Visually it looks shockingly similar! The phase measurement based test only has optically isolated digital signals. In the paper I described a lot of comparisons done to confirm the leakage is present (and to also compare to prior I/O-pin leakage work).

It is also successful for a CPA attack, being only slightly noisier. You could use any clock source from the device, such as an uSD card SCLK line as the jitter source. But we can go further:

JTAG Side Channel Measurements

The second part of the paper includes another idea: if we can use digital paths for side channels, why not use JTAG? JTAG contains a "bypass mode", which if we enable bypass mode lets us route a clock across the target. The setup is something like this:

Here is an example of a side channel trace measured with a JTAG port, again compared to the same target using a shunt resistor:

This has a few interesting results:

  1. The JTAG port is often exposed, and it means an attacker doesn't need analog probes, just digital signals.
  2. Many devices leave some JTAG functionality enabled - while debug and flash access (should) be turned off, boundary scan mode is often left on. Only certain devices even allow you to fully disable JTAG, on many devices it is always available.
  3. The JTAG port can run a lot faster than the datasheet suggests, meaning you get pretty good sample rates.

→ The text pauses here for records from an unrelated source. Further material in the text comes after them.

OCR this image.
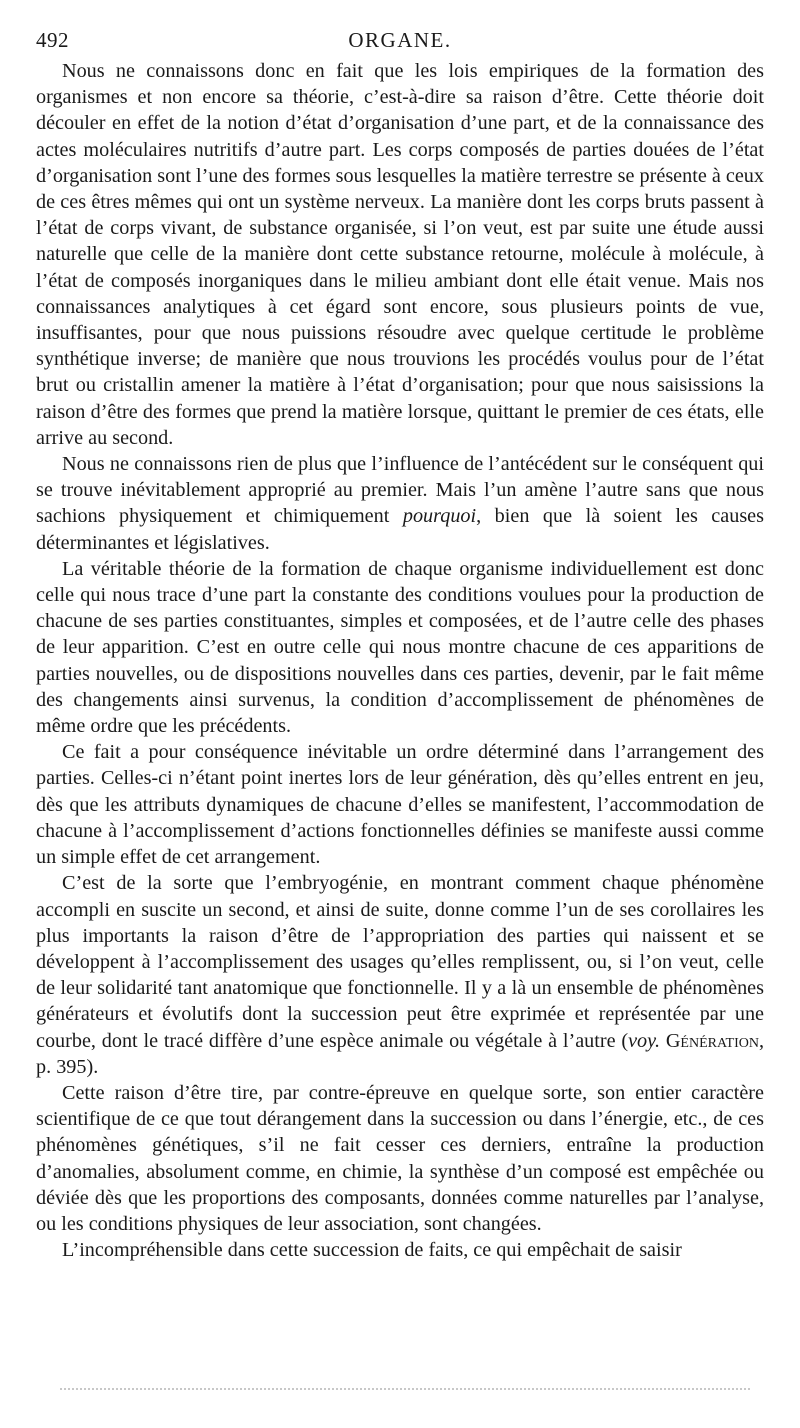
492	ORGANE.

Nous ne connaissons donc en fait que les lois empiriques de la formation des organismes et non encore sa théorie, c’est-à-dire sa raison d’être. Cette théorie doit découler en effet de la notion d’état d’organisation d’une part, et de la connaissance des actes moléculaires nutritifs d’autre part. Les corps composés de parties douées de l’état d’organisation sont l’une des formes sous lesquelles la matière terrestre se présente à ceux de ces êtres mêmes qui ont un système nerveux. La manière dont les corps bruts passent à l’état de corps vivant, de substance organisée, si l’on veut, est par suite une étude aussi naturelle que celle de la manière dont cette substance retourne, molécule à molécule, à l’état de composés inorganiques dans le milieu ambiant dont elle était venue. Mais nos connaissances analytiques à cet égard sont encore, sous plusieurs points de vue, insuffisantes, pour que nous puissions résoudre avec quelque certitude le problème synthétique inverse; de manière que nous trouvions les procédés voulus pour de l’état brut ou cristallin amener la matière à l’état d’organisation; pour que nous saisissions la raison d’être des formes que prend la matière lorsque, quittant le premier de ces états, elle arrive au second.

Nous ne connaissons rien de plus que l’influence de l’antécédent sur le conséquent qui se trouve inévitablement approprié au premier. Mais l’un amène l’autre sans que nous sachions physiquement et chimiquement pourquoi, bien que là soient les causes déterminantes et législatives.

La véritable théorie de la formation de chaque organisme individuellement est donc celle qui nous trace d’une part la constante des conditions voulues pour la production de chacune de ses parties constituantes, simples et composées, et de l’autre celle des phases de leur apparition. C’est en outre celle qui nous montre chacune de ces apparitions de parties nouvelles, ou de dispositions nouvelles dans ces parties, devenir, par le fait même des changements ainsi survenus, la condition d’accomplissement de phénomènes de même ordre que les précédents.

Ce fait a pour conséquence inévitable un ordre déterminé dans l’arrangement des parties. Celles-ci n’étant point inertes lors de leur génération, dès qu’elles entrent en jeu, dès que les attributs dynamiques de chacune d’elles se manifestent, l’accommodation de chacune à l’accomplissement d’actions fonctionnelles définies se manifeste aussi comme un simple effet de cet arrangement.

C’est de la sorte que l’embryogénie, en montrant comment chaque phénomène accompli en suscite un second, et ainsi de suite, donne comme l’un de ses corollaires les plus importants la raison d’être de l’appropriation des parties qui naissent et se développent à l’accomplissement des usages qu’elles remplissent, ou, si l’on veut, celle de leur solidarité tant anatomique que fonctionnelle. Il y a là un ensemble de phénomènes générateurs et évolutifs dont la succession peut être exprimée et représentée par une courbe, dont le tracé diffère d’une espèce animale ou végétale à l’autre (voy. Génération, p. 395).

Cette raison d’être tire, par contre-épreuve en quelque sorte, son entier caractère scientifique de ce que tout dérangement dans la succession ou dans l’énergie, etc., de ces phénomènes génétiques, s’il ne fait cesser ces derniers, entraîne la production d’anomalies, absolument comme, en chimie, la synthèse d’un composé est empêchée ou déviée dès que les proportions des composants, données comme naturelles par l’analyse, ou les conditions physiques de leur association, sont changées.

L’incompréhensible dans cette succession de faits, ce qui empêchait de saisir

JTAG Fault Sensitivity Analysis

Another variation of this uses something called "fault sensitivity analysis". In this case we actually use the fact that if we adjust the timing of our signals such that faults are "about" to occur, we can measure the liklihood of faults at a given instance of time to again create analog (power-like) waveforms.

This is noisier and takes more traces, as you basically have a 1-bit ADC. But again, it is suprisingly effective.

What's in the Repository?

The repository is a companion to the paper, and also includes all the code as well as hardware designs for the tools used.

More details of building the tools is forthcoming, but see the details in the paper for now.